The antiracist movement has many of the hallmarks of a [Christian] cult, including staying close enough to the Bible to avoid immediate detection and hiding the fact that is has a new theology and a new glossary of terms that diverge ever-so-slightly from Christian orthodoxy. At least at first. In classic cult fashion, they borrow from the familiar and accepted, then infuse it with new meaning. This allows the cult to appeal to the faithful within the dominant, orthodox religions from which is draws its converts. (Voddie Baucham, fault lines, page 67)
We will discuss in more details the impacts of the Critical Tyrannies' hijacking of language in a later post. It took me a while to understand how subtle and effective their appropriation of language is. Definitions become fluid. The same word can have extremely divergent definitions in close proximity, too. This is on purpose.
In this post, I want to show how effective this is with a few terms commonly used by the Critical Race Theorists--the wokesters: racism/racist and white supremacy/supremacist. With both these terms, the true meanings have softened considerably compared to the classical definitions and common, uninitiated understanding of the words.
In Wokelish, racism generally refers to the disparate outcomes between races in arenas like income, life expectation, representation among management or executives, net worth, grade distribution, medical outcomes, etc, etc, etc, etc, ad nauseum.

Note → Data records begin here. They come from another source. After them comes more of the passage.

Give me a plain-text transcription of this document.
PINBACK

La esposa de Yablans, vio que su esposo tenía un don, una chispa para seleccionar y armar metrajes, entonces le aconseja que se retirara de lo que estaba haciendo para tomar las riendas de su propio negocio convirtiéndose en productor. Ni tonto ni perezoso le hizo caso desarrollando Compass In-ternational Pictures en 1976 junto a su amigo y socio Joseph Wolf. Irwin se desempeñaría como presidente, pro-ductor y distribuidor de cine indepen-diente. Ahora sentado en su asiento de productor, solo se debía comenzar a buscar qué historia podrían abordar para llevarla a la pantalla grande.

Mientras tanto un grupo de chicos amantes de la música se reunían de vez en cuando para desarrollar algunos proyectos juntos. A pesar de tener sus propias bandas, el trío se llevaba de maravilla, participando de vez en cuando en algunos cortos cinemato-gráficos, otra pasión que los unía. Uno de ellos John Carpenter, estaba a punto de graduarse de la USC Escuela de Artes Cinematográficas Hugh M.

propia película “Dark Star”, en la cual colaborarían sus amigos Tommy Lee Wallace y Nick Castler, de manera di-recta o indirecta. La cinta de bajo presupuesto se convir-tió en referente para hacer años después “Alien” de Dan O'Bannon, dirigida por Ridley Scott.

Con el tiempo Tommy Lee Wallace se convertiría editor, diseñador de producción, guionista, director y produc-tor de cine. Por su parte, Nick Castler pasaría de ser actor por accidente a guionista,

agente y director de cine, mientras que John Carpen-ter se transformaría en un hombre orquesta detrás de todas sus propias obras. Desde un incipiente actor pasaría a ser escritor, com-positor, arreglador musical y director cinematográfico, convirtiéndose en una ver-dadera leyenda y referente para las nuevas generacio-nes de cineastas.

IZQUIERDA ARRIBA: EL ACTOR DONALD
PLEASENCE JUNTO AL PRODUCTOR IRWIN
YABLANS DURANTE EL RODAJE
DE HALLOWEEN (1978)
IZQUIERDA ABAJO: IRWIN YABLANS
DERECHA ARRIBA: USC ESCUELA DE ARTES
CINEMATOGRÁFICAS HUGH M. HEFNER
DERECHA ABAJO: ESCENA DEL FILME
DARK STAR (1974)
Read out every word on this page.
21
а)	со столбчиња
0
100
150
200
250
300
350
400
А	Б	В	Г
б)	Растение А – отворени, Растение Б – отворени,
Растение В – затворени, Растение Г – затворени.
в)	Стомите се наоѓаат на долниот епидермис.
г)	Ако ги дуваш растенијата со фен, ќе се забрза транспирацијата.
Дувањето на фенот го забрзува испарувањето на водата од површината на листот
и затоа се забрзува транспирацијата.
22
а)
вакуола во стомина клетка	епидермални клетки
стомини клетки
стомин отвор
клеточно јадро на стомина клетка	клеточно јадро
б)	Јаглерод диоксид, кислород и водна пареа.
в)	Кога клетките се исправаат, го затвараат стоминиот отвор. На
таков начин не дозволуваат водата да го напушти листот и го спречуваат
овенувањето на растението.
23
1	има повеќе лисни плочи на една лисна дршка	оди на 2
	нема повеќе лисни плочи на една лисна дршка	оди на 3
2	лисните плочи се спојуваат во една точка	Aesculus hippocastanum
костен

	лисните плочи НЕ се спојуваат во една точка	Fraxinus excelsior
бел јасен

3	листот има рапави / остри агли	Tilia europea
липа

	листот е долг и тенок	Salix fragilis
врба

White supremacy is the term used to describe the fact that whites are the typically the winners in the disparate outcomes noted above.
Not so bad, and it does represent reality...apparently.
This is where it gets tautological, you see. If you don't know what a tautology is, let me enlighten you:
A statement that is true by necessity or by virtue of its logical form.
"A tree is tall or it is not tall" would be a tautology. It can't be falsified. If the tree is short, it's a true statement. If the tree is tall...you get the drift.
The tautology of systemic racism relies on the uninitiated hearer not understanding what the wokester is really saying. Your typical Joe Shmoe or Jane Doe hears "systemic racism" and thinks "the people in power over the institution [church, school, justice system, etc.] think people of color (POC) are inferior." This sounds really, really bad--but today it also sounds preposterous. Who really thinks that these days?
So, you might ask the wokester, "How do you know this institution is racist?" The wokester reply will be: "Well, you see, POCs [have low representation in management, more people convicted of crimes, make less money, die at a higher rates of COVID, etc.]. So the evidence presented to prove racism is the disparate outcome. However, in wokester language, inequity of outcome is also the definition of racist or racism. The evidence is the definition. Hence, it can't be falsified.
But they don't tell you the word games they play. Instead, they let the emotional thrust of the classical meaning prick your heart and inflame your emotions, but then play slight of hand with the definitions. It's clever.
However, if you deny that the institution is racist in the woke meaning, the word quickly reverts back to the classical meaning (relating to the belief in the superiority or inferiority of a race or races) and is then applied to you as an individual. And then the efforts of cancelling begin.
Here's the good news. When you hit a tautology espoused by a religion or worldview, you've likely found a presupposition/fundamental assumption of the worldview. In other words, you've hit something that is accepted without question--something they take on faith. For wokesters, a key presupposition is this: disparate outcomes spring only from systemic racism. Robin DeAngelo admits this by saying: "The question is not if racism is at play, but how is it at play?"
This cannot be falsified. It can't be tested. It's truly tautological. But wokeism is also intensely postmodern, so who cares about falsifiability? Power defines truth. Power is synonymous with truth.
In contrast, Christianity has a fundamental assumption is that the Bible is God's revelation to mankind. However, the Bible also claims to be just that: God's very words. It's my assumption, and I take that on faith. It seems tautological, but it's not. It could be falsified, but in my view, it hasn't. It makes truth claims that could be disproven, and says that God does not lie. That would falsify it.
However, despite that, one still must accept the truthfulness of the claim on faith. It could be shown false, but never absolutely true by evidentiary means.